Interviewée par le New York Times, la fondatrice du groupe politique, Sarah Longwell, souligne avec force que ces témoins sont bien plus que des électeurs républicains. « Ce sont des électeurs de Trump. Ils ont voté Trump au moins une fois et affirment publiquement qu’ils ne le feront plus jamais ».
Contrairement aux organisations démocrates, le « Republican Voters Against Trump » ne se contente pas de soutenir Biden en faisant la promotion de son bilan. Le travail réalisé est plus minutieux, plus sensible. En donnant la parole aux électeurs déçus, le groupe élargit le spectre et s’adresse à une manne de votants potentiellement plus large. Parmi les 100 vidéos postées sur le site, on trouve des anciens pro-Trump de tous âges, tous Etats, tous parcours, mais ils partagent ce même sentiment d’avoir été trahis par Donald Trump.
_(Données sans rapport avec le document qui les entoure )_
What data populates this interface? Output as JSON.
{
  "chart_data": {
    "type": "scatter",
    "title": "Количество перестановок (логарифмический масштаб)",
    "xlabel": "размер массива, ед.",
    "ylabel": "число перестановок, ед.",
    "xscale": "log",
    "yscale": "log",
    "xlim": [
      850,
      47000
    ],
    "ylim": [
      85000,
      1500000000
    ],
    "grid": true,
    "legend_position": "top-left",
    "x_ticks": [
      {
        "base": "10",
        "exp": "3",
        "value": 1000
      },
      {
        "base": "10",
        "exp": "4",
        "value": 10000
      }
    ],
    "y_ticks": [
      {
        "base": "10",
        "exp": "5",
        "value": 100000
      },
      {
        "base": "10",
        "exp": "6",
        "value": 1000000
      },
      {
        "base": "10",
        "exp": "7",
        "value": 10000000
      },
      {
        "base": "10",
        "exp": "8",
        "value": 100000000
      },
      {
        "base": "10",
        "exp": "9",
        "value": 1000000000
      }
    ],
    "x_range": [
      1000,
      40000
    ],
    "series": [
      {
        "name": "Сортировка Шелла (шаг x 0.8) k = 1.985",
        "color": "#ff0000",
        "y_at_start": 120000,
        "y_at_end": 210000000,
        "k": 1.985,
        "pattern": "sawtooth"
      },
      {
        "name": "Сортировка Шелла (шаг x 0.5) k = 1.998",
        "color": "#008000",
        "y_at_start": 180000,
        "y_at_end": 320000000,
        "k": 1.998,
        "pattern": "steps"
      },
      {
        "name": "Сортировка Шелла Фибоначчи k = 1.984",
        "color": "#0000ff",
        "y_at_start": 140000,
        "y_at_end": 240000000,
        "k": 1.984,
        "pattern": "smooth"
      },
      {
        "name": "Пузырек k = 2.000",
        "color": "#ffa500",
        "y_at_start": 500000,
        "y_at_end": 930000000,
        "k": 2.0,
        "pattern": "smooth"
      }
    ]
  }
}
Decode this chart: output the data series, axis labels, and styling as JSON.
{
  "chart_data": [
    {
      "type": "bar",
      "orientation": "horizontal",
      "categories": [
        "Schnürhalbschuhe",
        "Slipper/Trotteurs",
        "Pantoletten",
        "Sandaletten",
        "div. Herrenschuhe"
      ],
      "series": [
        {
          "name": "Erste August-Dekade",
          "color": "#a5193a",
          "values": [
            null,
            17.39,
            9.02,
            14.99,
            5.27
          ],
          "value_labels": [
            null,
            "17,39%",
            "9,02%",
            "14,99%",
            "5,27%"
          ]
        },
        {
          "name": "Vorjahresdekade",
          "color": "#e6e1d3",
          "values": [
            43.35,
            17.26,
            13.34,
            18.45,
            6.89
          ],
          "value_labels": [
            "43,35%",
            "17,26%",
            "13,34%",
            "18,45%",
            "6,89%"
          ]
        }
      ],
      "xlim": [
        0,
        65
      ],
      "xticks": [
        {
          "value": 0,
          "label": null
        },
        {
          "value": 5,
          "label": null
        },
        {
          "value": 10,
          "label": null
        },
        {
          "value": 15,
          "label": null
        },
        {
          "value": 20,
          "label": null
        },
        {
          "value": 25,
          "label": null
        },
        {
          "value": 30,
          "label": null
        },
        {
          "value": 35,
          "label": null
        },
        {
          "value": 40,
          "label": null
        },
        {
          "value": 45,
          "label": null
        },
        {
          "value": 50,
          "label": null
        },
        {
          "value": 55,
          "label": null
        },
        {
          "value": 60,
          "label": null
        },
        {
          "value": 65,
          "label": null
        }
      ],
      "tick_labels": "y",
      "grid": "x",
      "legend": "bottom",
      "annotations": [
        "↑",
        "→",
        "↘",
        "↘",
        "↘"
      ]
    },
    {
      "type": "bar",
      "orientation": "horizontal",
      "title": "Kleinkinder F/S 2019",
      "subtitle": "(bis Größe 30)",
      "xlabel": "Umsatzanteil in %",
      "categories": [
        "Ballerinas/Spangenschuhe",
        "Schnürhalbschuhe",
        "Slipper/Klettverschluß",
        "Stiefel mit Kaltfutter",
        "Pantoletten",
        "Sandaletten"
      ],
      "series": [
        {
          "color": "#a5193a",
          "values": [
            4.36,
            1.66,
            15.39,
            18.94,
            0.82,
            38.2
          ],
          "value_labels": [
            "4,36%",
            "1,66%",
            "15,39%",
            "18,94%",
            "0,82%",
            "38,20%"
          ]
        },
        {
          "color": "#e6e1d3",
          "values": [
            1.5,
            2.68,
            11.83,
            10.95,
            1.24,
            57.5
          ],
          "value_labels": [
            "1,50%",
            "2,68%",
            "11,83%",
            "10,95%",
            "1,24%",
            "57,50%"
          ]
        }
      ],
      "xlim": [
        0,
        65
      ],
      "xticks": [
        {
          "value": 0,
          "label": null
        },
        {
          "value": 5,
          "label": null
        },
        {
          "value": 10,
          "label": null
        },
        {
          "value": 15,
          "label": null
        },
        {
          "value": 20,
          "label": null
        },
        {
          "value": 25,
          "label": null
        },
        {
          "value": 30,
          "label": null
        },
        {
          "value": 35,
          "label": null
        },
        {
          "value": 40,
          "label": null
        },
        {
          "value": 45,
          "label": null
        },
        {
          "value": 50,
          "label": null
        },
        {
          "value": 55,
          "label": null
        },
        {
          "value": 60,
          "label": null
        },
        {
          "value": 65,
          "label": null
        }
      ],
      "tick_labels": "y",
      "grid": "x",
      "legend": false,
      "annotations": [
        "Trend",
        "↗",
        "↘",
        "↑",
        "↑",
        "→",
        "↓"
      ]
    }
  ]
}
Certains confient même sentir une certaine gêne lorsqu’ils doivent mentionner leur appartenance politique.

L’assaut du Capitole
Selon Mme Longwell, le témoignage personnel est plus efficace que la publicité traditionnelle qui envahit l’espace public en période de campagne. « Il est très important que les intervenants comprennent qu’on ne construit pas une coalition pro-Joe Biden. Nous construisons une coalition anti-Trump », a-t-elle déclaré.
D’ailleurs, on ne retrouve dans ces vidéos que très peu de politique dure. Les intervenants ne font pas l’éloge de Biden, ils n’évoquent pas les grands sujets de la campagne comme le droit à l’avortement, l’inflation ou l’immigration. L’assaut du Capitole semble avoir été le vrai point de non-retour pour une majorité des intervenants.
Cette nouvelle campagne anti-Trump (dont le coût est évalué à 50 millions de dollars) met en lumière une division profonde au sein du parti républicain. Une division incarnée par Nikki Haley qui n’a pourtant pas convaincu son électorat d’opter pour une voie plus progressiste face à la radicalité de Donald Trump. Après le Super Tuesday, force est de constater que l’électorat républicain est resté largement fidèle à son ancien président.